Barker仮説:Lancet 1986; 1(8489): 1077、J Intern Med 2007; 261: 412 他
DOHaD:Science 2004; 305(5691): 1733、Lancet 2007; 369(9567): 1081 他
英国での疫学(統計)調査から、1921年~1925年の新生児死亡率の高かった地域では、その約40~50年後の1968年~1978年に虚血性心疾患(狭心症、心筋梗塞)での死亡率が高いことがわかりました。その後の世界的な調査によって、低出生体重児(2500g以下)と虚血性心疾患の因果関係が確認されました。この因果関係を胎児の栄養状態で説明しようとしたのがBarker仮説です。つまり、子宮内での栄養状態が悪いと、胎児は少ない栄養をより効率よく取り込もうとするように身体のプログラムが調整されます。そのため太りやすい体質(省エネルギー、脂肪蓄積体質)となり、成人期には高血圧、肥満、糖尿病、高脂血症などのメタボリックシンドロームになり易く、その最終結果として虚血性心疾患が発症するという仮説です。

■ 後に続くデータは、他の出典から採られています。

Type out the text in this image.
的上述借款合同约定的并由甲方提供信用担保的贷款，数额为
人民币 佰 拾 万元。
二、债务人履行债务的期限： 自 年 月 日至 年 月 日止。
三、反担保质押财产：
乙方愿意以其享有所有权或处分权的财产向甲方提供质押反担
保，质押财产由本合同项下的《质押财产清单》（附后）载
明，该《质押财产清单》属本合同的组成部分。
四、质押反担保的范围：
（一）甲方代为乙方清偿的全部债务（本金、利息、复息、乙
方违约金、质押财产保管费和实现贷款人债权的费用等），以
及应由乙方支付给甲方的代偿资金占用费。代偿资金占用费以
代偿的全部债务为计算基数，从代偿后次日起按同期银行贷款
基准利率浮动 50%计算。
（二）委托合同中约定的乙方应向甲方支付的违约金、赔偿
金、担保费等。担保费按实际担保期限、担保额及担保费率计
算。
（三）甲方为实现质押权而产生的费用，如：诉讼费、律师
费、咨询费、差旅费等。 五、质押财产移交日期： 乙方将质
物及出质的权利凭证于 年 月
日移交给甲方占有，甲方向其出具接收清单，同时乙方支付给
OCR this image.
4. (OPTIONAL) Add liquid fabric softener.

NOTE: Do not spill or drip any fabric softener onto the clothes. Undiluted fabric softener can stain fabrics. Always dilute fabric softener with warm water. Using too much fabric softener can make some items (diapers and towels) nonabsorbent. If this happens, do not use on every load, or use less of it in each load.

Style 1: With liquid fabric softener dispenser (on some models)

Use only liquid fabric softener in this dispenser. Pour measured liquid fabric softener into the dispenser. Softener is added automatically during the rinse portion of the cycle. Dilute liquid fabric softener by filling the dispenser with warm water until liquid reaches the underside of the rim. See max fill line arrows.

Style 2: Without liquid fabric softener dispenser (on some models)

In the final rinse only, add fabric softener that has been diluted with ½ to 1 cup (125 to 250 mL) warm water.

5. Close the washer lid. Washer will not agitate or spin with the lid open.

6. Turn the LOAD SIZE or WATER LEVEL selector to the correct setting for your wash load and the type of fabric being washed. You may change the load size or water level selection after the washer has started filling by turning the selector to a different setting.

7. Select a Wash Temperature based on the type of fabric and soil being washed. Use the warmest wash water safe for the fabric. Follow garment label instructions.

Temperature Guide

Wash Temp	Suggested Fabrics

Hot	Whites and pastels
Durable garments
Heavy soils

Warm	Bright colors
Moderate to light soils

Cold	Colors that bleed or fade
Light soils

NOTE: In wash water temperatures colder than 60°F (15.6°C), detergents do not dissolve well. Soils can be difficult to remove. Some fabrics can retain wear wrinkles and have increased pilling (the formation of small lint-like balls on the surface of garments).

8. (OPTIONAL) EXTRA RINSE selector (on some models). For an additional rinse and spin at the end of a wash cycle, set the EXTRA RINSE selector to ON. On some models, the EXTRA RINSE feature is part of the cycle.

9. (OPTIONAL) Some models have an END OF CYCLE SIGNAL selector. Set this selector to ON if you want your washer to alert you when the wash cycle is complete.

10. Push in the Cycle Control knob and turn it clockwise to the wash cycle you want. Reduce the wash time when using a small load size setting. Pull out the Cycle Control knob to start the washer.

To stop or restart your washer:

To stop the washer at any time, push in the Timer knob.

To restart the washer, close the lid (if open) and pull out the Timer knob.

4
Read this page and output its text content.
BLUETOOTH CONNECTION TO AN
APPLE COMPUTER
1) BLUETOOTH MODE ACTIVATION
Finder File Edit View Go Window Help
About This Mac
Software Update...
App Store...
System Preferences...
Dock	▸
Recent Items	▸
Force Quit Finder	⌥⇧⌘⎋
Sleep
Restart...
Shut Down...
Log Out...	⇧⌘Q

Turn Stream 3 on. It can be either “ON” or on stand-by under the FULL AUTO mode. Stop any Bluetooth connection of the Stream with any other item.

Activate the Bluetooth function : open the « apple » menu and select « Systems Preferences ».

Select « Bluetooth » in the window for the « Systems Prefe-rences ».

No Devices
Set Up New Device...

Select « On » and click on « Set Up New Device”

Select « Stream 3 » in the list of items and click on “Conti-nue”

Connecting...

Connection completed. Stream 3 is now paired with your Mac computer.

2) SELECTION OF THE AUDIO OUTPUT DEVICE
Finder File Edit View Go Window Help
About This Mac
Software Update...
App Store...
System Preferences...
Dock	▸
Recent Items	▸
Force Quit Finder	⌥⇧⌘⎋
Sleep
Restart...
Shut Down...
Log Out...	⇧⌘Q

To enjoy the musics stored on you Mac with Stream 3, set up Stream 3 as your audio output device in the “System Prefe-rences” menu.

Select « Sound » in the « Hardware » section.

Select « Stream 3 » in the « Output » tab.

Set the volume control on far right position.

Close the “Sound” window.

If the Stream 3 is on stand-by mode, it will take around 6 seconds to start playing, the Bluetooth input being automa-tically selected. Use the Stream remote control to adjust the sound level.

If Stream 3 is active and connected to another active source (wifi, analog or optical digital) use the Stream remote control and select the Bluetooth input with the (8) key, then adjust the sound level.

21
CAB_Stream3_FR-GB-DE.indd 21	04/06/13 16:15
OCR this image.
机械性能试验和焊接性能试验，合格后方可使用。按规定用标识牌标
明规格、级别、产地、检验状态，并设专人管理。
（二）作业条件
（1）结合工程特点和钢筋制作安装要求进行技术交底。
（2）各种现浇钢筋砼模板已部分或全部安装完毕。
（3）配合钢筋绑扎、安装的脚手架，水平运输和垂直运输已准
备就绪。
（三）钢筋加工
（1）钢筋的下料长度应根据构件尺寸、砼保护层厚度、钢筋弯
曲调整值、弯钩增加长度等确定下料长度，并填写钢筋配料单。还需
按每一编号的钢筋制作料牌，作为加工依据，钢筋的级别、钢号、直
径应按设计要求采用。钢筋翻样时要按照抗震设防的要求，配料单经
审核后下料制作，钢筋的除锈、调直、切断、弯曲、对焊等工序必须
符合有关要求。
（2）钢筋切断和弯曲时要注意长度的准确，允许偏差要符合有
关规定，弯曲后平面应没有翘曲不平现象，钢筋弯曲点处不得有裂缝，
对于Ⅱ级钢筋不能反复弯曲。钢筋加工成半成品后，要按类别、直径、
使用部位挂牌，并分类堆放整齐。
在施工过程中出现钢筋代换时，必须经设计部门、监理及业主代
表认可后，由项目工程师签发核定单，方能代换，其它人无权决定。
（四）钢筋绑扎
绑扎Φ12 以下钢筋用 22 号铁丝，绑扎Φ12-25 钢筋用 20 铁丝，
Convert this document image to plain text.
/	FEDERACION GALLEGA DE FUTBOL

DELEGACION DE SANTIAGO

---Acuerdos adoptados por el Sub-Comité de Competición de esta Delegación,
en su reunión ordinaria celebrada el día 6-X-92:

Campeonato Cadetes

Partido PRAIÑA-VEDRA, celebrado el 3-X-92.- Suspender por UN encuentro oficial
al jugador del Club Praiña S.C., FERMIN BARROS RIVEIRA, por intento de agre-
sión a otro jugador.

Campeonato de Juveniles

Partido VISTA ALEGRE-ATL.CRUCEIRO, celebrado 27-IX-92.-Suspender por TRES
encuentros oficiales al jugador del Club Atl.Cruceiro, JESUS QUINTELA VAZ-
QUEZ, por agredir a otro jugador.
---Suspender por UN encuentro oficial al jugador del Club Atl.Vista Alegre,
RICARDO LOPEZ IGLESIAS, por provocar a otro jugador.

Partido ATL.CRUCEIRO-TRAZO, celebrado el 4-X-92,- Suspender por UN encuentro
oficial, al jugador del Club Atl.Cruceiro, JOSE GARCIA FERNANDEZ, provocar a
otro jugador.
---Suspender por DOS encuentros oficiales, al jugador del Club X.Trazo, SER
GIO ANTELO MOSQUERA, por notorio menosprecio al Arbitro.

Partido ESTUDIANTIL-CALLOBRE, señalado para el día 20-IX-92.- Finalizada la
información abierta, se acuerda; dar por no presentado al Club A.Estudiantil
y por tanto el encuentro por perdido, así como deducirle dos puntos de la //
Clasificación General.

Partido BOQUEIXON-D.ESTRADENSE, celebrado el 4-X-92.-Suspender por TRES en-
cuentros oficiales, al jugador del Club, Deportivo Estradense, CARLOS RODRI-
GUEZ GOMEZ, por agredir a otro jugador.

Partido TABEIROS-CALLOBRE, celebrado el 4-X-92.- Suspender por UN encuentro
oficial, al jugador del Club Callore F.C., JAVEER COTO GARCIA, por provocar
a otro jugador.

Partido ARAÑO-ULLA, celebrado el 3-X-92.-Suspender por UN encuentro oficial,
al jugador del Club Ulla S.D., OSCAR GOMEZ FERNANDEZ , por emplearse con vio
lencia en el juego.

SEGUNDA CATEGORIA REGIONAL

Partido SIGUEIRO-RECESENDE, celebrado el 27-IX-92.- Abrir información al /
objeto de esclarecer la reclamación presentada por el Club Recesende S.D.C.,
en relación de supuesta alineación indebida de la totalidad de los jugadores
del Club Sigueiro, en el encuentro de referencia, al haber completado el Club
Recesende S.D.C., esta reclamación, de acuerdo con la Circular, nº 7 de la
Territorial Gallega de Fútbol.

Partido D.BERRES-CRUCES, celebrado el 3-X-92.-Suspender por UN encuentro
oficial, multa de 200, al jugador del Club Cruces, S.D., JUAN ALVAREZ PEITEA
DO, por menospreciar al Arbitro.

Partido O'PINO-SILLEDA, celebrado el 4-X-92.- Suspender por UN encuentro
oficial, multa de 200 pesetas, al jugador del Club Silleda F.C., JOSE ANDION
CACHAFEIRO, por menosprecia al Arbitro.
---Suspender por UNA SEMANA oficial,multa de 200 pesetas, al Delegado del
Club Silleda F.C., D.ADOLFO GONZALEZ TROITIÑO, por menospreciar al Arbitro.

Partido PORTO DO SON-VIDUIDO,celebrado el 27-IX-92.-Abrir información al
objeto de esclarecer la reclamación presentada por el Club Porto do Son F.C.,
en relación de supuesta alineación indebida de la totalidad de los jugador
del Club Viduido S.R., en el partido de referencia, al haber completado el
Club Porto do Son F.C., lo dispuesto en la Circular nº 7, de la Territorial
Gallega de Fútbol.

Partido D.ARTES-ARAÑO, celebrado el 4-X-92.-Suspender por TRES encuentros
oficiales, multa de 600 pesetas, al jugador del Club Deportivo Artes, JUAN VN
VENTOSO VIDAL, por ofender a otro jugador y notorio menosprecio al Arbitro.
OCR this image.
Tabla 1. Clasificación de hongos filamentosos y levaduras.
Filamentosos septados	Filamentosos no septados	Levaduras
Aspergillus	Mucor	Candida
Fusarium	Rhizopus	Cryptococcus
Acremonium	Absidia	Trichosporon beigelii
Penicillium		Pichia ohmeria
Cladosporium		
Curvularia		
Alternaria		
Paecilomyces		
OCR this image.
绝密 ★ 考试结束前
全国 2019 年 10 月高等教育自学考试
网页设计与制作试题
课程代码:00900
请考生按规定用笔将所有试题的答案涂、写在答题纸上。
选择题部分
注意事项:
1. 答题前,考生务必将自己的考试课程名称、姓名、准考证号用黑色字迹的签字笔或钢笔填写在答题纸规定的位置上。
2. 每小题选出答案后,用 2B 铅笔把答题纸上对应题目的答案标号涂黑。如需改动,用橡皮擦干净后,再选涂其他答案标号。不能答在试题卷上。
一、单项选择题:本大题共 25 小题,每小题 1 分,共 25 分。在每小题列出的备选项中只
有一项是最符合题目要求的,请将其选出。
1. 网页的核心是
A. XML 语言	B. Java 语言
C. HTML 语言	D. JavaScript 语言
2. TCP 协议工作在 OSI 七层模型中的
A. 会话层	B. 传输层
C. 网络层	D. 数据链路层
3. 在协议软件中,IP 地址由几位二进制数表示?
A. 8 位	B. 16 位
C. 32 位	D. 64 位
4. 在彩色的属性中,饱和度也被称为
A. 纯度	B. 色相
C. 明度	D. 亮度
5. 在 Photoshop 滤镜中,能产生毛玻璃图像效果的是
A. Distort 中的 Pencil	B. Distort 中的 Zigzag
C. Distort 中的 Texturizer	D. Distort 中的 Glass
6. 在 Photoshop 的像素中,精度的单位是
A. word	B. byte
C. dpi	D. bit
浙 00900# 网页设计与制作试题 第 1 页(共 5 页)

解説:Barker仮説はわかりやすく納得しやすいため、非常に説得力のある仮説です。ただ、ヒトでの証明は多くの因子が関与するため容易ではありません。多くの動物実験が行われ、証拠が少しずつ出てきています。かつて、日本では妊娠中毒症(妊娠高血圧症候群)の予防には妊娠中の栄養管理(カロリー制限、体重増加制限)が大切であると言われてきましたが、これは日本独自の指針であり、外国ではそのような管理は全くされていません。むしろ、1500カロリー以下では胎児の発育が悪くなることが報告されていますから、胎児の成長が悪くなる妊娠高血圧症候群ではかえって逆効果であるとも考えられます。米国では妊娠成立時の肥満が妊娠高血圧症候群の発症のリスク因子であると記載されていますが、妊娠中の体重増加はリスク因子ではありません。現在では、生まれてくる子供の健康のために、妊娠中は十分な栄養を摂取して、特にタンパク質、脂質を多く採ることが望ましいと考えられています。